In the preliminary metaverse, Briggs has found community, opportunities and a thriving art career. Since graduating from university in 2020, she has become a spotlighted artist on leading NFT platform Zora, connected with like-minded artists across the world through Herstory Dao, a crypto collective that uplifts Black NFT artists, and had her artwork displayed on billboards in Times Squareall because of her involvement in the metaverse. She says there “just isn’t as much opportunity in the physical world” for up-and-coming creators and as a result “young people are feeling disillusioned with real life”.

It’s why the London-based experimental duo Paula Sello and Alissa Aulbekova, both in their early twenties, set up their digital fashion house in 2020. “We started Auro Boros because when we talked about the future, we heard very dystopian conversations and wanted to bring something that is not only positive and inclusive, but mindful of the current ecological state that we’re in,” says Sello.

They became the first luxury brand to show a digital-only, ready-to-wear collection at London Fashion Week last year and their cyber couture has now been digitally manipulated onto over two million images, which have been submitted by people who want to see themselves in their celestial, otherworldly designs.

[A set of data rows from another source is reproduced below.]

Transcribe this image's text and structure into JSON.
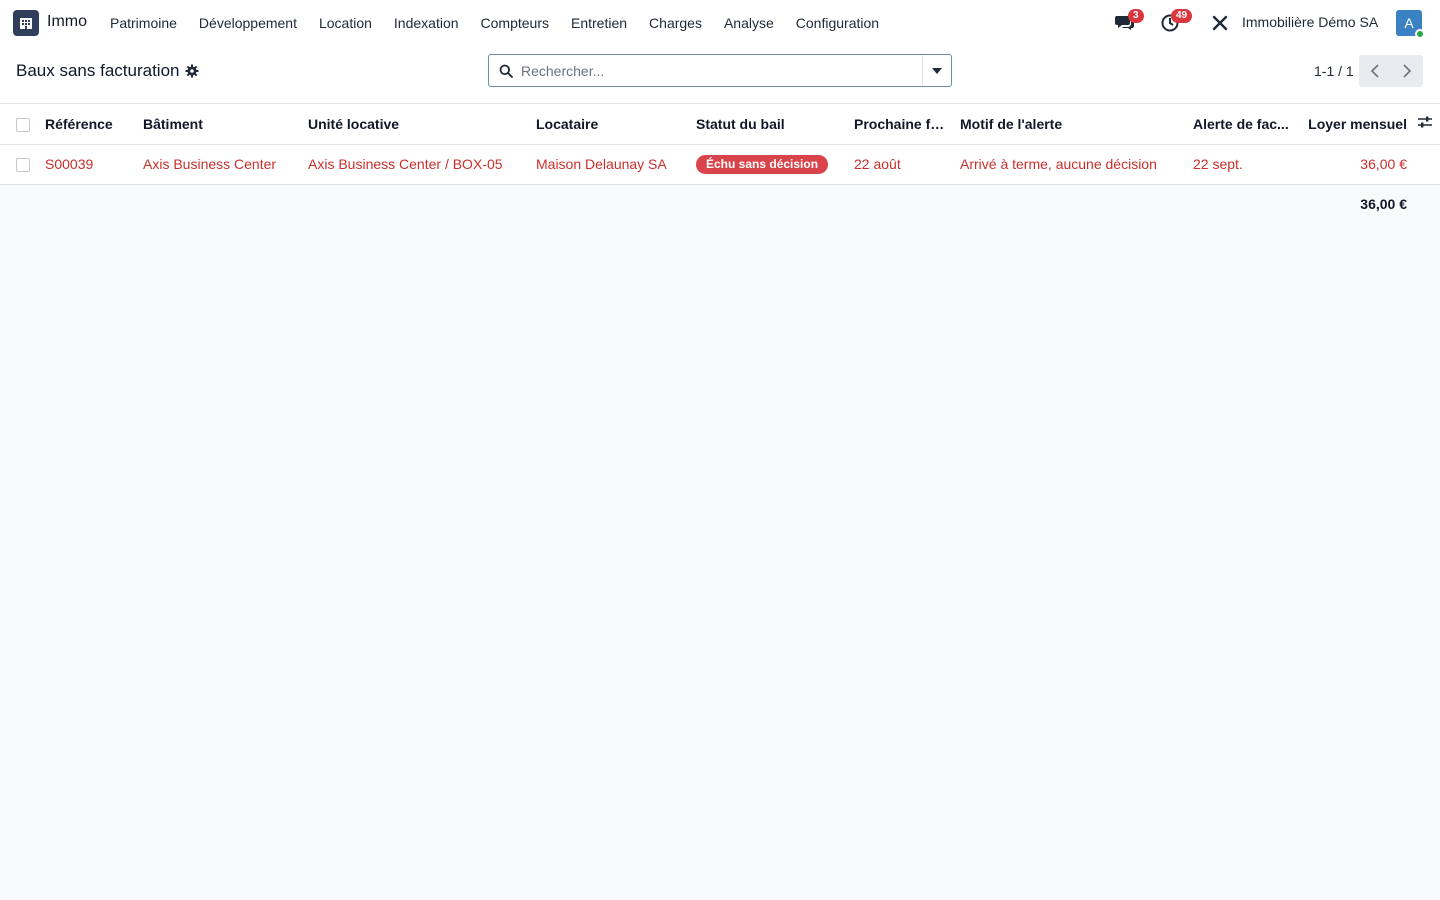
{
  "app": {
    "name": "Immo"
  },
  "menu": [
    {
      "label": "Patrimoine"
    },
    {
      "label": "Développement"
    },
    {
      "label": "Location"
    },
    {
      "label": "Indexation"
    },
    {
      "label": "Compteurs"
    },
    {
      "label": "Entretien"
    },
    {
      "label": "Charges"
    },
    {
      "label": "Analyse"
    },
    {
      "label": "Configuration"
    }
  ],
  "systray": {
    "messages_count": "3",
    "activities_count": "49",
    "company": "Immobilière Démo SA",
    "avatar_letter": "A"
  },
  "control_panel": {
    "title": "Baux sans facturation",
    "search_placeholder": "Rechercher...",
    "pager": "1-1 / 1"
  },
  "table": {
    "columns": {
      "reference": "Référence",
      "building": "Bâtiment",
      "unit": "Unité locative",
      "tenant": "Locataire",
      "status": "Statut du bail",
      "next_invoice": "Prochaine fa...",
      "reason": "Motif de l'alerte",
      "alert": "Alerte de fac...",
      "rent": "Loyer mensuel"
    },
    "rows": [
      {
        "reference": "S00039",
        "building": "Axis Business Center",
        "unit": "Axis Business Center / BOX-05",
        "tenant": "Maison Delaunay SA",
        "status": "Échu sans décision",
        "next_invoice": "22 août",
        "reason": "Arrivé à terme, aucune décision",
        "alert": "22 sept.",
        "rent": "36,00 €"
      }
    ],
    "total_rent": "36,00 €"
  },
  "colors": {
    "danger_text": "#c9302c",
    "status_badge": "#d9434a",
    "logo_bg": "#2f3e5b"
  }
}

“Digital fashion does not just have the potential to replace fast fashion; we’re solving a lot of issues that we’re currently facing in the fashion industry with overconsumption, general waste and exclusivity,” continues Aulbekova.

“It’s very standard for the kids to have phones,” adds Sello, “so there’s already all the tools to be part of the metaversal experience, whether that’s digital fashion or gaming at your fingertips.”

“The traditional fashion world, especially the luxury market, can be quite elitist,” interjects Aulbekova, who, having grown up in Kazakhstan, understands how hard geographical boundaries can be in pursuing your dreams. “The arrival of metaverse fashion will be a truly groundbreaking step for increasing inclusivity for so many industries.”

The last 18 months have been particularly bleak for young people. Under-35s accounted for almost 80 per cent of job losses during the pandemic, while research conducted by the UK’s Health Foundation found that 86 per cent of 22 to 26-year-olds felt their future careers have been negatively impacted by successive lockdowns. Talk about a dystopian nightmare – we’re living in one already. Instead, the metaverse could be a third reality where young people can find paid work, make important change like making fashion more sustainable and escape into more fantastical realities that they actually have more control over. Right, I’m going down the virtual pub.